Observing the number of conference attendees (both sponsors and visitors) is evidence enough of this growing market. Last year’s conference drew over 4,000 attendees and though Hortonworks has not yet revealed the final number on this year’s event, I would bet it topped over 5,000. 165 sessions (business and technical) were topped with over 170 this year (plus additional “crash courses” and “birds of a feather” sessions). Spark was definitely a hot topic, as was security and cloud for Big Data deployments. Management and operational efficiency seemed to be prevalent themes (good news for us, since our Adaptive Hadoop Performance is all about automating performance improvements without the need for manual intervention).
Perhaps the greatest highlight from our standpoint (that standpoint being the far left corner of the expo hall) was the fact that so many people stopped by our booth and had heard of Pepperdata, and were actually interested in learning more about what we do for our customers. Several new prospects were driven to our booth when they attended Comcast’s session on Wednesday, and heard about how they are using Pepperdata to improve troubleshooting in their production environments (go to 21:05 for our glamour shot!). There was a steady stream during Wednesday’s evening reception, as our pepper pens took off on the conference app as one of the best giveaways of the conference! (marketing career highlight, right there!).

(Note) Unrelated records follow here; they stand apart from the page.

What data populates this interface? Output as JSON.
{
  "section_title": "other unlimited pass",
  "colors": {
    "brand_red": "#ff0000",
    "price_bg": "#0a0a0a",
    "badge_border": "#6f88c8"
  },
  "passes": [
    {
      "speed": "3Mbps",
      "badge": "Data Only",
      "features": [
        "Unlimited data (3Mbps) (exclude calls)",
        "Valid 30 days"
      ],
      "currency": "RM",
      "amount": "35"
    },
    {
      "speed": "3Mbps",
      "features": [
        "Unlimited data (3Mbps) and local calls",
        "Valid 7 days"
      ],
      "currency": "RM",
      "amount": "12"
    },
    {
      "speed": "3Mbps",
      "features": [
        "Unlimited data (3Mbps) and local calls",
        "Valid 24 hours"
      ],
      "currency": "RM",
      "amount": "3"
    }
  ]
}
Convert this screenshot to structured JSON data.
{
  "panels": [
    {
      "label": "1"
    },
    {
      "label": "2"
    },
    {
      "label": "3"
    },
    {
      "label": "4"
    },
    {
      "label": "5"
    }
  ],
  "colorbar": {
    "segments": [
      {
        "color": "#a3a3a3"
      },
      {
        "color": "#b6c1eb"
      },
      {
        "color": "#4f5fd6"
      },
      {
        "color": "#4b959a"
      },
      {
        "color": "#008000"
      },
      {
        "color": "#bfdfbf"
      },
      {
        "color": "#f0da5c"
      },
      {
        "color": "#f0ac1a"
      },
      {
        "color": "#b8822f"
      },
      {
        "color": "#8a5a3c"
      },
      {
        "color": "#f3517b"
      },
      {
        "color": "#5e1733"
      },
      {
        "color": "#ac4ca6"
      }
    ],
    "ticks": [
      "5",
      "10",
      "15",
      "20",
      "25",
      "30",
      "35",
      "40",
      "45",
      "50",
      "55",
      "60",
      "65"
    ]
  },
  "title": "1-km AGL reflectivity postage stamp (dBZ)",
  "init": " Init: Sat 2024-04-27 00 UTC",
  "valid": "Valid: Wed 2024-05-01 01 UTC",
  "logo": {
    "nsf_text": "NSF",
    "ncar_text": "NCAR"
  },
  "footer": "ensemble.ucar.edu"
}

We spoke to hundreds of people over the course of two days, and some themes and topics seemed to come up again and again. Below are some of the common conversations we had, with users from organizations across the board (High Tech, Manufacturing, Media, Retail, etc).

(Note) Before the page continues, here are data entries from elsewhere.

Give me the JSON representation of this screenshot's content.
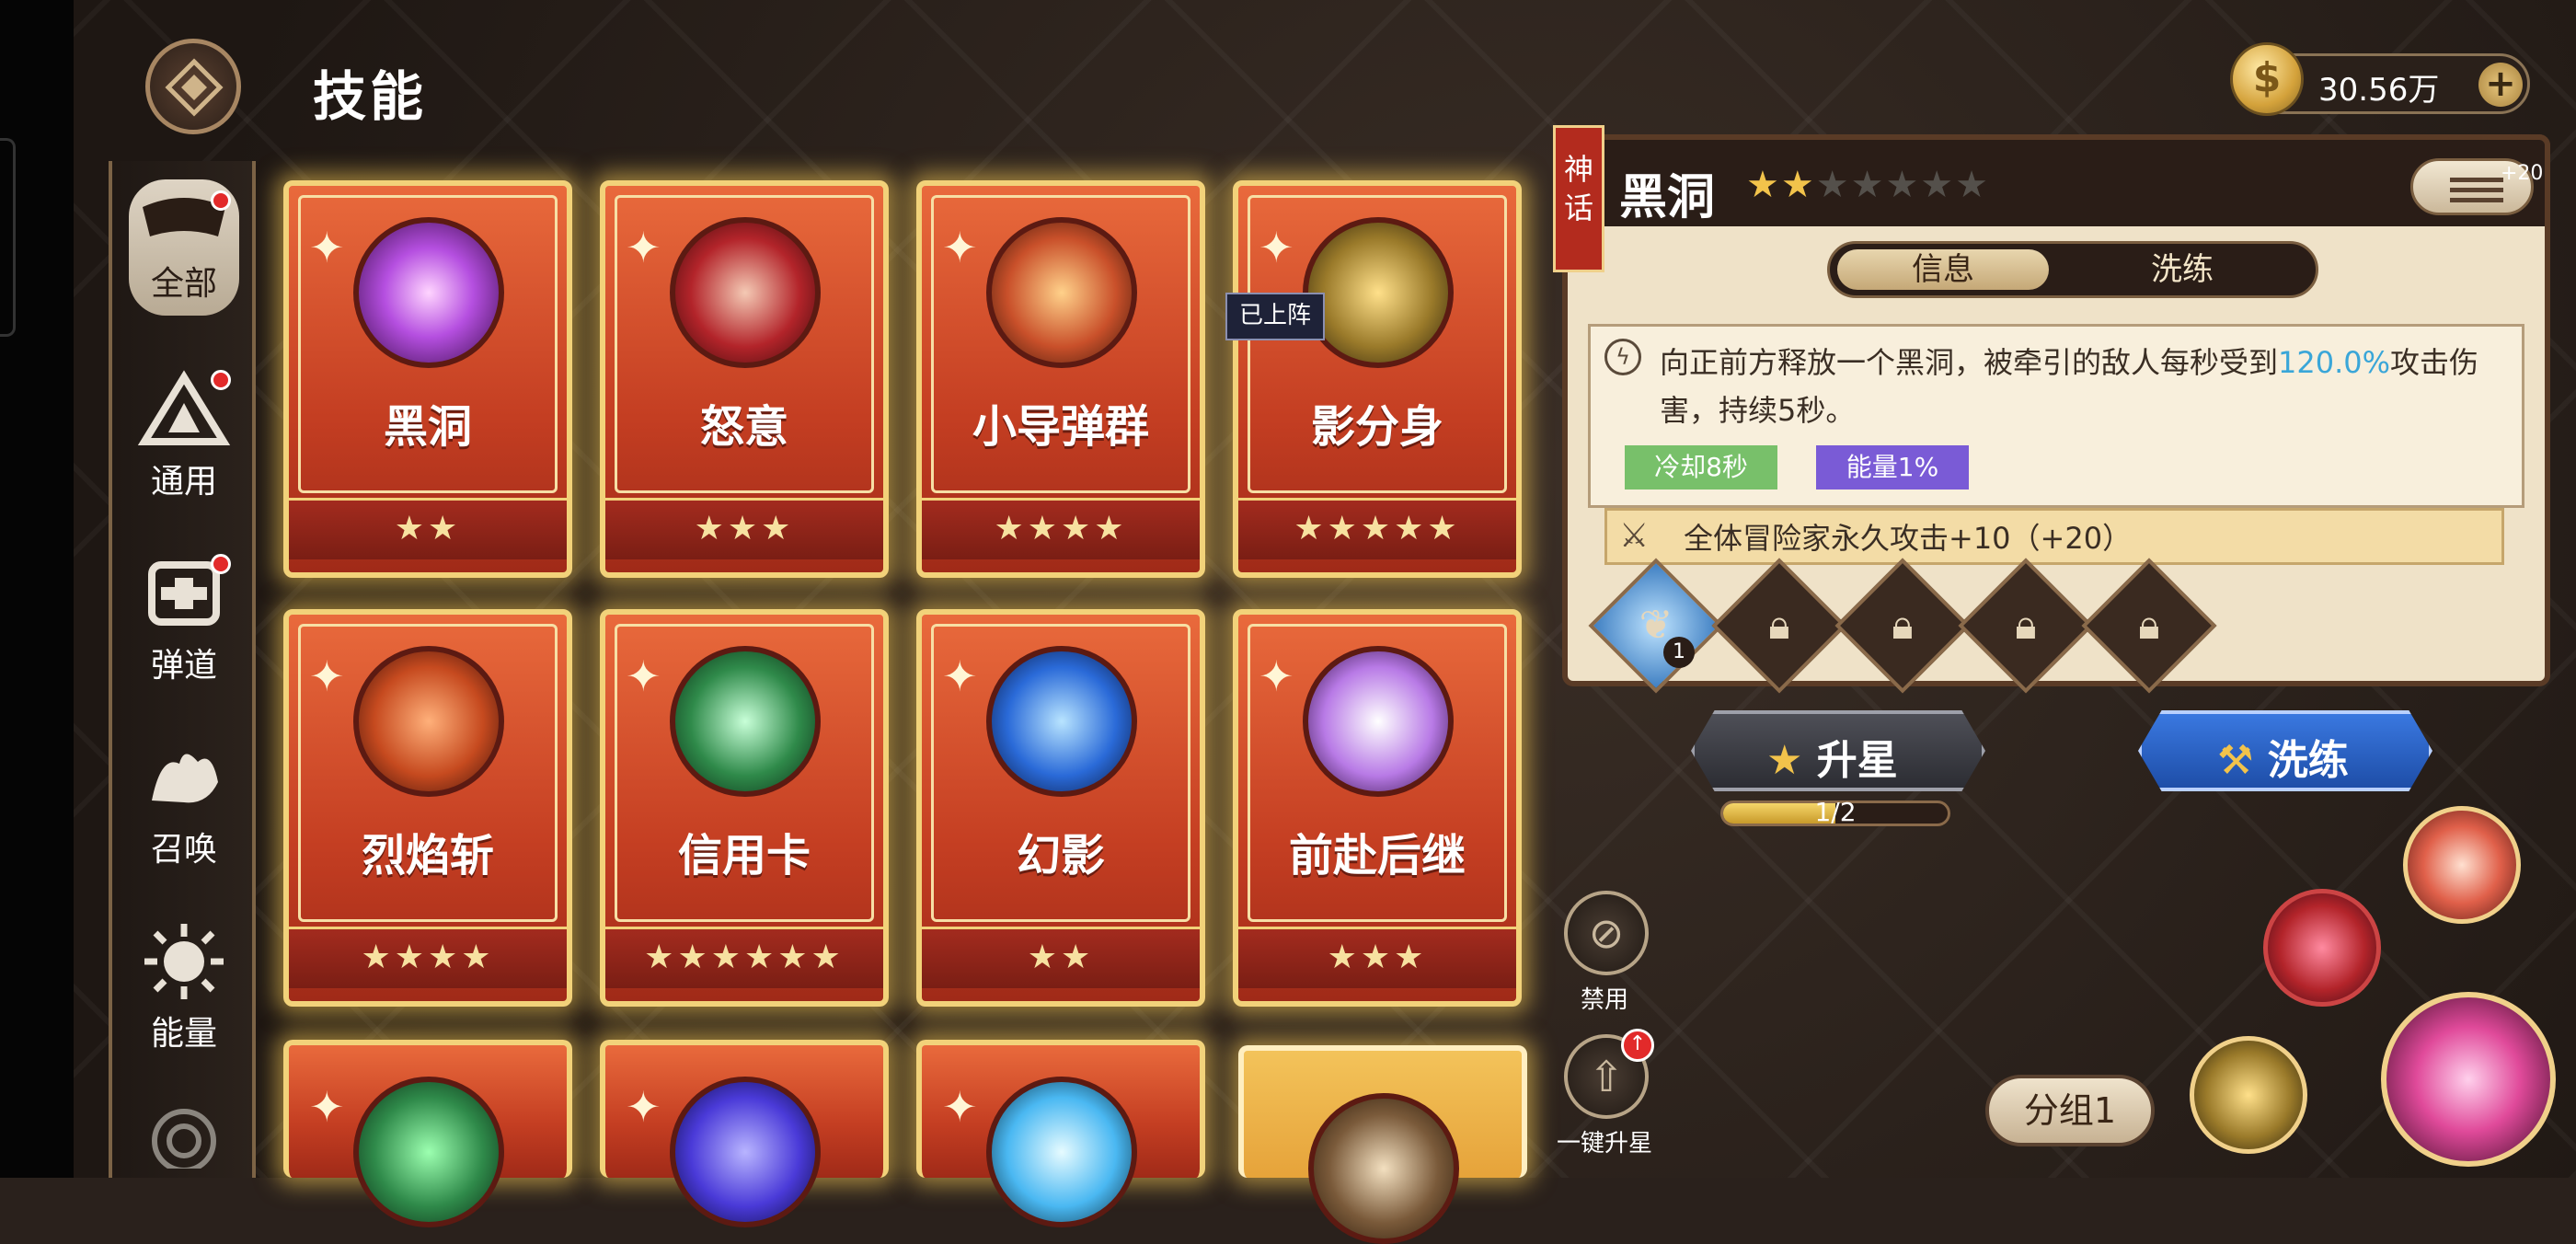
{
  "page": {
    "title": "技能"
  },
  "currency": {
    "value": "30.56万",
    "plus": "+"
  },
  "sidebar": {
    "items": [
      {
        "label": "全部",
        "dot": true
      },
      {
        "label": "通用",
        "dot": true
      },
      {
        "label": "弹道",
        "dot": true
      },
      {
        "label": "召唤",
        "dot": false
      },
      {
        "label": "能量",
        "dot": false
      }
    ]
  },
  "cards": [
    {
      "name": "黑洞",
      "stars": "★★",
      "theme": "#b54fe0"
    },
    {
      "name": "怒意",
      "stars": "★★★",
      "theme": "#b3242a"
    },
    {
      "name": "小导弹群",
      "stars": "★★★★",
      "theme": "#c9502a"
    },
    {
      "name": "影分身",
      "stars": "★★★★★",
      "theme": "#9a7a2a"
    },
    {
      "name": "烈焰斩",
      "stars": "★★★★",
      "theme": "#c64a1f"
    },
    {
      "name": "信用卡",
      "stars": "★★★★★★",
      "theme": "#2f8a4a"
    },
    {
      "name": "幻影",
      "stars": "★★",
      "theme": "#2a6ad8"
    },
    {
      "name": "前赴后继",
      "stars": "★★★",
      "theme": "#b87ae6"
    }
  ],
  "onteam_badge": "已上阵",
  "detail": {
    "rarity": "神话",
    "title": "黑洞",
    "stars_on": "★★",
    "stars_off": "★★★★★",
    "plus20": "+20",
    "tabs": [
      "信息",
      "洗练"
    ],
    "desc_main": "向正前方释放一个黑洞，被牵引的敌人每秒受到",
    "desc_highlight": "120.0%",
    "desc_tail": "攻击伤害，持续5秒。",
    "tag_cooldown": "冷却8秒",
    "tag_energy": "能量1%",
    "bonus": "全体冒险家永久攻击+10（+20）",
    "rune_count": "1"
  },
  "upgrade": {
    "label": "升星",
    "progress_text": "1/2",
    "progress": 0.5
  },
  "refine": {
    "label": "洗练"
  },
  "actions": {
    "disable": "禁用",
    "one_click_upgrade": "一键升星",
    "group": "分组1"
  }
}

- Organizations grappling with multi-tenancy was a frequent topic — running Spark and MapReduce on the same cluster, for instance, and running into issues with resource contention and jobs missing their deadlines.

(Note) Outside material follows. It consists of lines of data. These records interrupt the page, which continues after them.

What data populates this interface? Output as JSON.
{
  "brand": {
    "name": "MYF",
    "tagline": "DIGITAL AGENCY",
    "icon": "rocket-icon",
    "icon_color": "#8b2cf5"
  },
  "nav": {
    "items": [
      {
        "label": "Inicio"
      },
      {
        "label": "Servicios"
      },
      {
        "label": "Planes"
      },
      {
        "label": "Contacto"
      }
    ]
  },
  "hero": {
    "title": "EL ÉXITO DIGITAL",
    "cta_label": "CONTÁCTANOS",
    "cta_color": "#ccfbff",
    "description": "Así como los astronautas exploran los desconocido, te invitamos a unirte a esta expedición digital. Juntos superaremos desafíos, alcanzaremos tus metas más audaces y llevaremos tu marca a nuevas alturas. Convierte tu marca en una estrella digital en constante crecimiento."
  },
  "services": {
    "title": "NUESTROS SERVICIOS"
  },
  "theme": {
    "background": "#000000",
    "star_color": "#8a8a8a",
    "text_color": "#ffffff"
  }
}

- Adding more users to shared clusters was a recurring conversation — a few of the people who stopped by our booth currently had 2-3 business units accessing a shared cluster, but expected to be around 5 business units soon. The question they had was how to do that without letting rogue jobs and ad-hoc requests take down the higher-priority workloads.
- Chargeback, a feature that Pepperdata added in Q4 2015, got a lot of wide eyes at the show. One healthcare company mentioned that during their demonstration — and already had a list of users that they could hit with usage bills if this unique feature were available to them!
A final observation from the show was the size of the deployments within the customer organizations. About 40% of the attendees we talked to had clusters between 50 and 100 nodes, with many of the expanding to grow to 200 nodes or more within the next 12 months. In 2014 and 2015, we heard a lot of organizations growing into the double digits range, but it seems now that Hadoop has grown in its breadth, it has also grown in its depth within individual user deployments. Yet another proof point that Hadoop has grown in popularity, in practice, and is starting to prove serious value to organizations of all sizes and industries.